Tous les articles

Votre bandeau cookies est probablement illégal

Les contrôles portent moins sur l'existence du bandeau que sur son fonctionnement. Trois défauts très répandus suffisent à le rendre non conforme.

·3 min de lecture

Le bandeau est en place, donc le sujet est réglé. C’est l’inverse : sa présence ne prouve rien, et son fonctionnement est précisément ce qui est examiné.

Cet article décrit des principes largement établis. Pour un cas précis, faites vérifier votre configuration : le détail des obligations dépend des traceurs réellement déposés.

Les trois défauts les plus répandus

Refuser demande plus d’efforts qu’accepter. Un bouton « Tout accepter » bien visible, et un refus accessible seulement après un clic sur « Personnaliser » puis un décochage de six catégories. Le refus doit être aussi simple que l’acceptation — c’est le point le plus régulièrement sanctionné.

Les traceurs sont déposés avant le choix. Le bandeau s’affiche, et les scripts de mesure et de publicité se sont déjà exécutés. Le consentement doit être préalable : rien ne se dépose tant que la personne n’a pas accepté, hormis ce qui est strictement nécessaire au service.

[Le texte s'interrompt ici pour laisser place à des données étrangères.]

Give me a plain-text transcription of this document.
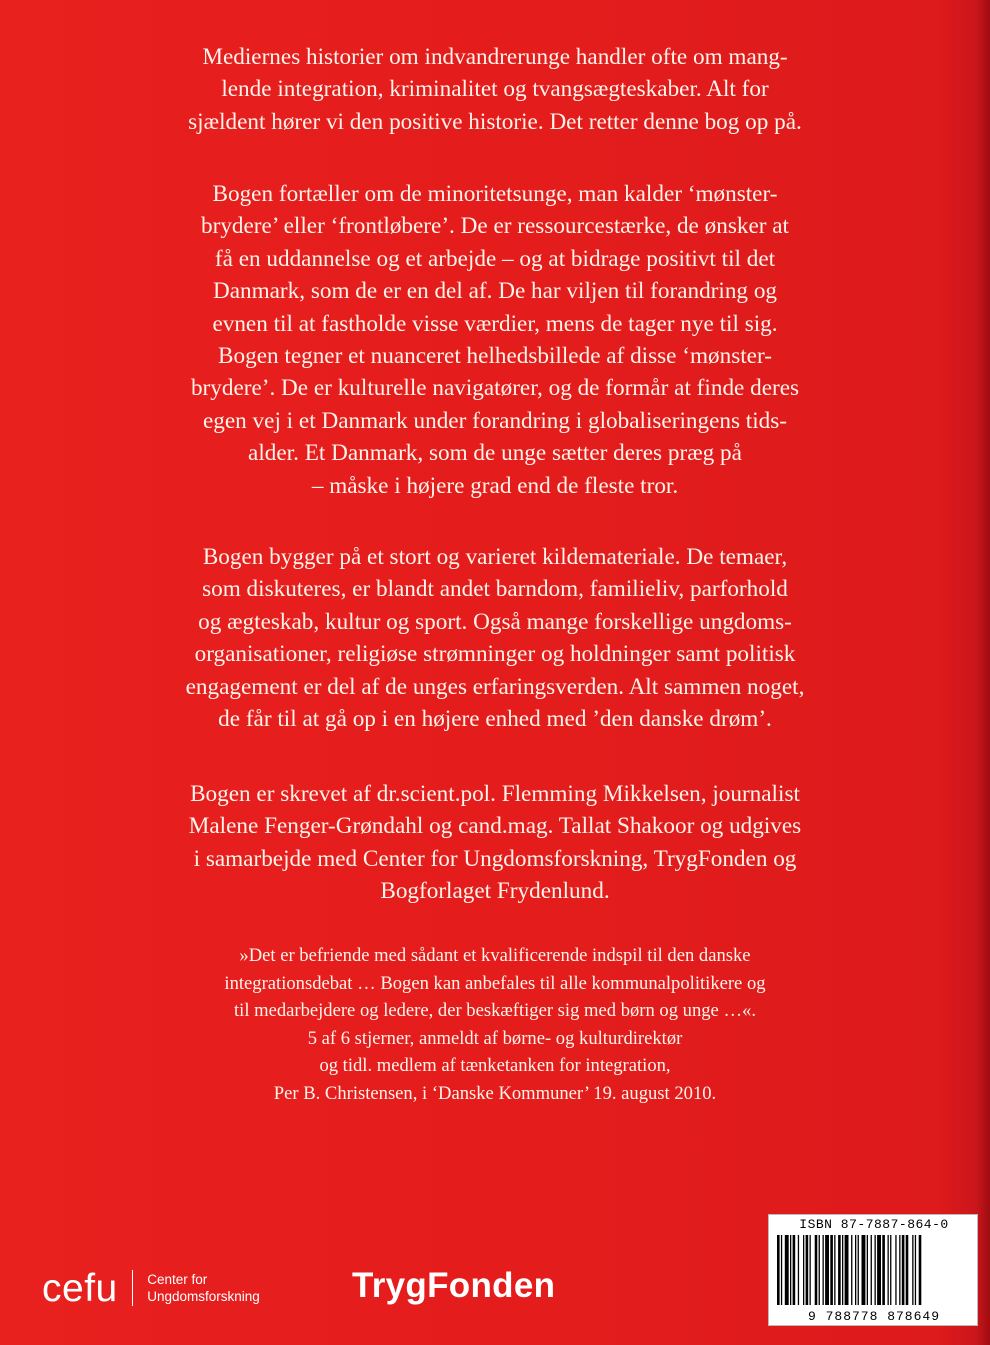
Mediernes historier om indvandrerunge handler ofte om mang-

lende integration, kriminalitet og tvangsægteskaber. Alt for

sjældent hører vi den positive historie. Det retter denne bog op på.

Bogen fortæller om de minoritetsunge, man kalder ‘mønster-

brydere’ eller ‘frontløbere’. De er ressourcestærke, de ønsker at

få en uddannelse og et arbejde – og at bidrage positivt til det

Danmark, som de er en del af. De har viljen til forandring og

evnen til at fastholde visse værdier, mens de tager nye til sig.

Bogen tegner et nuanceret helhedsbillede af disse ‘mønster-

brydere’. De er kulturelle navigatører, og de formår at finde deres

egen vej i et Danmark under forandring i globaliseringens tids-

alder. Et Danmark, som de unge sætter deres præg på

– måske i højere grad end de fleste tror.

Bogen bygger på et stort og varieret kildemateriale. De temaer,

som diskuteres, er blandt andet barndom, familieliv, parforhold

og ægteskab, kultur og sport. Også mange forskellige ungdoms-

organisationer, religiøse strømninger og holdninger samt politisk

engagement er del af de unges erfaringsverden. Alt sammen noget,

de får til at gå op i en højere enhed med ’den danske drøm’.

Bogen er skrevet af dr.scient.pol. Flemming Mikkelsen, journalist

Malene Fenger-Grøndahl og cand.mag. Tallat Shakoor og udgives

i samarbejde med Center for Ungdomsforskning, TrygFonden og

Bogforlaget Frydenlund.

»Det er befriende med sådant et kvalificerende indspil til den danske

integrationsdebat … Bogen kan anbefales til alle kommunalpolitikere og

til medarbejdere og ledere, der beskæftiger sig med børn og unge …«.

5 af 6 stjerner, anmeldt af børne- og kulturdirektør

og tidl. medlem af tænketanken for integration,

Per B. Christensen, i ‘Danske Kommuner’ 19. august 2010.

cefu Center for
Ungdomsforskning	TrygFonden
ISBN 87-7887-864-0
9 788778 878649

Poursuivre la navigation vaut acceptation. Faire défiler la page ou cliquer ailleurs ne constitue pas un consentement. Il doit être un acte positif et univoque.

Deux autres défauts fréquents : l’absence de moyen de revenir sur son choix, et un consentement redemandé à chaque visite pour forcer l’acceptation par lassitude.

Le coût de la conformité, rarement chiffré

Un bandeau conforme n’est pas une bannière : c’est un dispositif. Il faut bloquer les scripts tant que le choix n’est pas fait, conserver la preuve du consentement, permettre le retrait, et rejouer correctement le tout à chaque visite.

Ajoutez la maintenance : chaque nouvel outil ajouté au site doit être catégorisé et intégré au mécanisme de blocage. C’est le point qui dérive, parce que l’ajout se fait souvent par une équipe qui ne pense pas au bandeau.

L’option que personne n’examine

Compter ce que les traceurs rapportent réellement.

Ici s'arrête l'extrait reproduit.